17 Aug 2014, 14:21 p.m.

One Way Confidence Will Look

Hi, reader. I wrote this in 2014 and it's now more than five years old. So it may be very out of date; the world, and I, have changed a lot since I wrote it! I'm keeping this up for historical archive purposes, but the me of today may 100% disagree with what I said then. I rarely edit posts after publishing them, but if I do, I usually leave a note in italics to mark the edit and the reason. If this post is particularly offensive or breaches someone's privacy, please contact me.

The personal narrative in this NYT piece reminded me that we often socialize men to think that the absence of a NO implies a YES*, and that we often socialize women to think that the absence of a YES implies a NO.

We install different defaults. One entitled, the other deferential.

Generally, then, the errors that one makes will more consistently be, for some people, errors of overconfidence, or, for other people, errors of overreticence. (I'm talking more about professional life than about personal relationships, although I imagine there's some overlap.)

Which do you want to encourage? "Go for it" or "don't do anything bold"? "File bug reports" or "assume no one wants to hear your point of view"?

Therefore, when you see a woman erring in the right direction, don't slap her wrist. In your workplace, in your school, or when you read about an entrepreneur or an artist or an activist who's taking a risk, don't call women pushy or bitchy or naggy or arrogant or know-it-all or bossy or "difficult" for erring in the direction we want women to err!

If she has to yell to be heard when she's the only one who sees trouble ahead, the answer is to make sure she gets heard in the future without having to yell, rather than punishing her for yelling.
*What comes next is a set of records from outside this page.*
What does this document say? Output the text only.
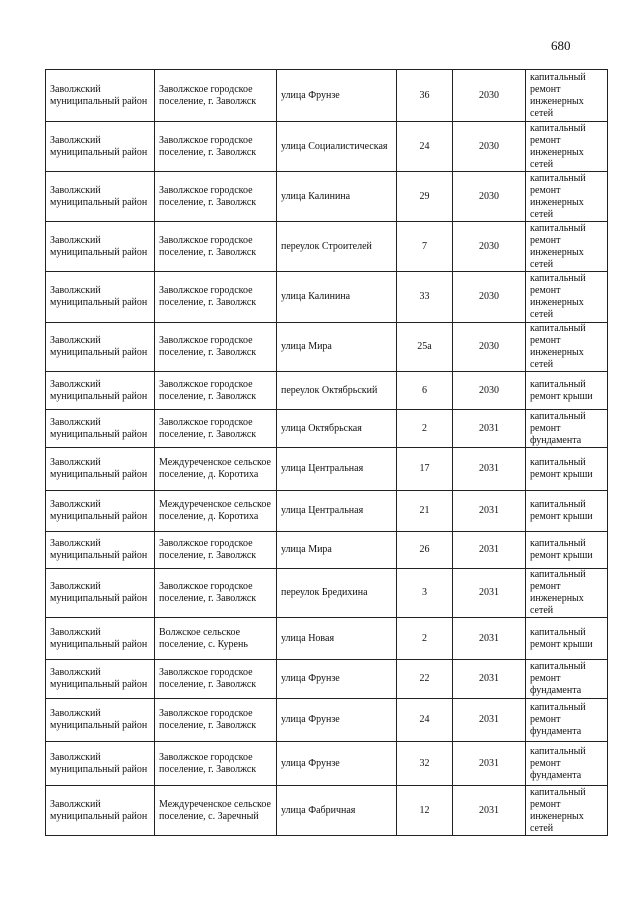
680
Заволжский муниципальный район	Заволжское городское поселение, г. Заволжск	улица Фрунзе	36	2030	капитальный ремонт инженерных сетей
Заволжский муниципальный район	Заволжское городское поселение, г. Заволжск	улица Социалистическая	24	2030	капитальный ремонт инженерных сетей
Заволжский муниципальный район	Заволжское городское поселение, г. Заволжск	улица Калинина	29	2030	капитальный ремонт инженерных сетей
Заволжский муниципальный район	Заволжское городское поселение, г. Заволжск	переулок Строителей	7	2030	капитальный ремонт инженерных сетей
Заволжский муниципальный район	Заволжское городское поселение, г. Заволжск	улица Калинина	33	2030	капитальный ремонт инженерных сетей
Заволжский муниципальный район	Заволжское городское поселение, г. Заволжск	улица Мира	25а	2030	капитальный ремонт инженерных сетей
Заволжский муниципальный район	Заволжское городское поселение, г. Заволжск	переулок Октябрьский	6	2030	капитальный ремонт крыши
Заволжский муниципальный район	Заволжское городское поселение, г. Заволжск	улица Октябрьская	2	2031	капитальный ремонт фундамента
Заволжский муниципальный район	Междуреченское сельское поселение, д. Коротиха	улица Центральная	17	2031	капитальный ремонт крыши
Заволжский муниципальный район	Междуреченское сельское поселение, д. Коротиха	улица Центральная	21	2031	капитальный ремонт крыши
Заволжский муниципальный район	Заволжское городское поселение, г. Заволжск	улица Мира	26	2031	капитальный ремонт крыши
Заволжский муниципальный район	Заволжское городское поселение, г. Заволжск	переулок Бредихина	3	2031	капитальный ремонт инженерных сетей
Заволжский муниципальный район	Волжское сельское поселение, с. Курень	улица Новая	2	2031	капитальный ремонт крыши
Заволжский муниципальный район	Заволжское городское поселение, г. Заволжск	улица Фрунзе	22	2031	капитальный ремонт фундамента
Заволжский муниципальный район	Заволжское городское поселение, г. Заволжск	улица Фрунзе	24	2031	капитальный ремонт фундамента
Заволжский муниципальный район	Заволжское городское поселение, г. Заволжск	улица Фрунзе	32	2031	капитальный ремонт фундамента
Заволжский муниципальный район	Междуреченское сельское поселение, с. Заречный	улица Фабричная	12	2031	капитальный ремонт инженерных сетей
Don't punish her for assuming people need to hear her perspective, for defaulting to yes, for reading the absence of a no to be a yes.
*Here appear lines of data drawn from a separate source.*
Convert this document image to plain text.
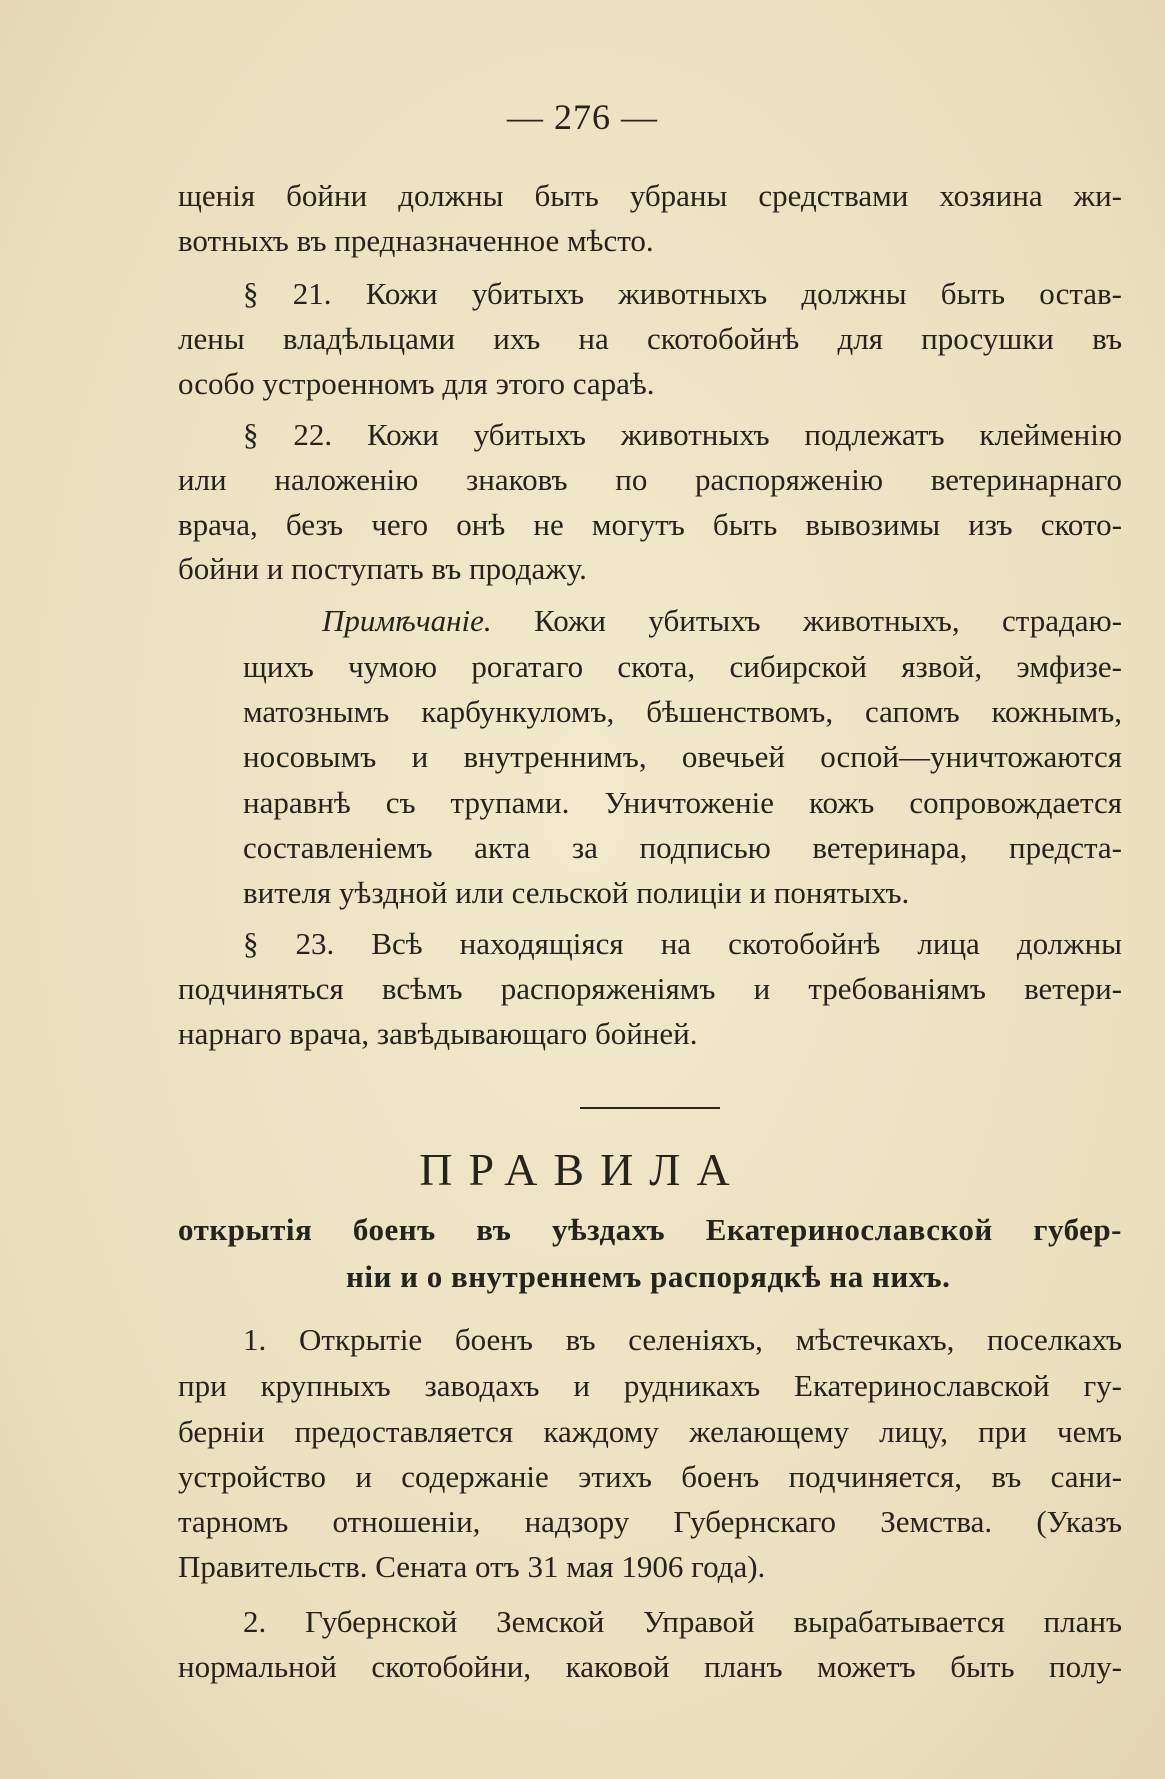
— 276 —
щенія бойни должны быть убраны средствами хозяина жи-
вотныхъ въ предназначенное мѣсто.
§ 21. Кожи убитыхъ животныхъ должны быть остав-
лены владѣльцами ихъ на скотобойнѣ для просушки въ
особо устроенномъ для этого сараѣ.
§ 22. Кожи убитыхъ животныхъ подлежатъ клейменію
или наложенію знаковъ по распоряженію ветеринарнаго
врача, безъ чего онѣ не могутъ быть вывозимы изъ ското-
бойни и поступать въ продажу.
Примѣчаніе. Кожи убитыхъ животныхъ, страдаю-
щихъ чумою рогатаго скота, сибирской язвой, эмфизе-
матознымъ карбункуломъ, бѣшенствомъ, сапомъ кожнымъ,
носовымъ и внутреннимъ, овечьей оспой—уничтожаются
наравнѣ съ трупами. Уничтоженіе кожъ сопровождается
составленіемъ акта за подписью ветеринара, предста-
вителя уѣздной или сельской полиціи и понятыхъ.
§ 23. Всѣ находящіяся на скотобойнѣ лица должны
подчиняться всѣмъ распоряженіямъ и требованіямъ ветери-
нарнаго врача, завѣдывающаго бойней.
ПРАВИЛА
открытія боенъ въ уѣздахъ Екатеринославской губер-
ніи и о внутреннемъ распорядкѣ на нихъ.
1. Открытіе боенъ въ селеніяхъ, мѣстечкахъ, поселкахъ
при крупныхъ заводахъ и рудникахъ Екатеринославской гу-
берніи предоставляется каждому желающему лицу, при чемъ
устройство и содержаніе этихъ боенъ подчиняется, въ сани-
тарномъ отношеніи, надзору Губернскаго Земства. (Указъ
Правительств. Сената отъ 31 мая 1906 года).
2. Губернской Земской Управой вырабатывается планъ
нормальной скотобойни, каковой планъ можетъ быть полу-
I know this feels like it might end up unfair, subjective, messy. But it's already that way. I used to worship logic and I had no patience with nuance, tact, or drawing-out. In particular it took me quite a long time to work out that socially constructed things are real too. "So I think it's when you're committed to rules being fair and playing by them to the point you go hunting around for new rules, the SECRET RULES, rather than admit the world is an unfair and chaotic place." As one Bitcoin enthusiast writes:

The average problem with the average libertarian though (and by this I mean someone who comes to such ideals not via a critical intellectual process, but because they like the sound of it), is that they're hypersensitive towards recognising overt forms of power - like the bouncer standing at the nightclub door - but have muted ability (or desire) to recognise implicit forms of power, the subtle structures of exclusion that actually do most of the work in maintaining a status quo.

They assume that in the absence of the bouncer there's a level playing field. ....

Indeed, in the context of a non-level playing field, not making an overt effort to include is just a subtle (albeit non-deliberate) form of exclusion.

I am trying to encourage you to make a world where it's safe for women to stop protectively apologizing to deflect criticism, to stop apologizing unless we've actually done something wrong. I have my own internalized sexism so it's something I work on, too -- I notice my own reaction, my tone policing reflex, and (try to) stop myself from saying anything harmful aloud. And as Harriet suggests, I reflect on my prejudice, sit with my discomfort, and try to do better next time.

Please join me.


* I particularly direct your attention to the dissection that starts "Another pattern of the privileged: not keeping track of the line between acceptable and unacceptable behavior." Further reading: in sexual consent, "Mythcommunication: It’s Not That They Don’t Understand, They Just Don’t Like The Answer", and in professional life, "this is a thing that happens."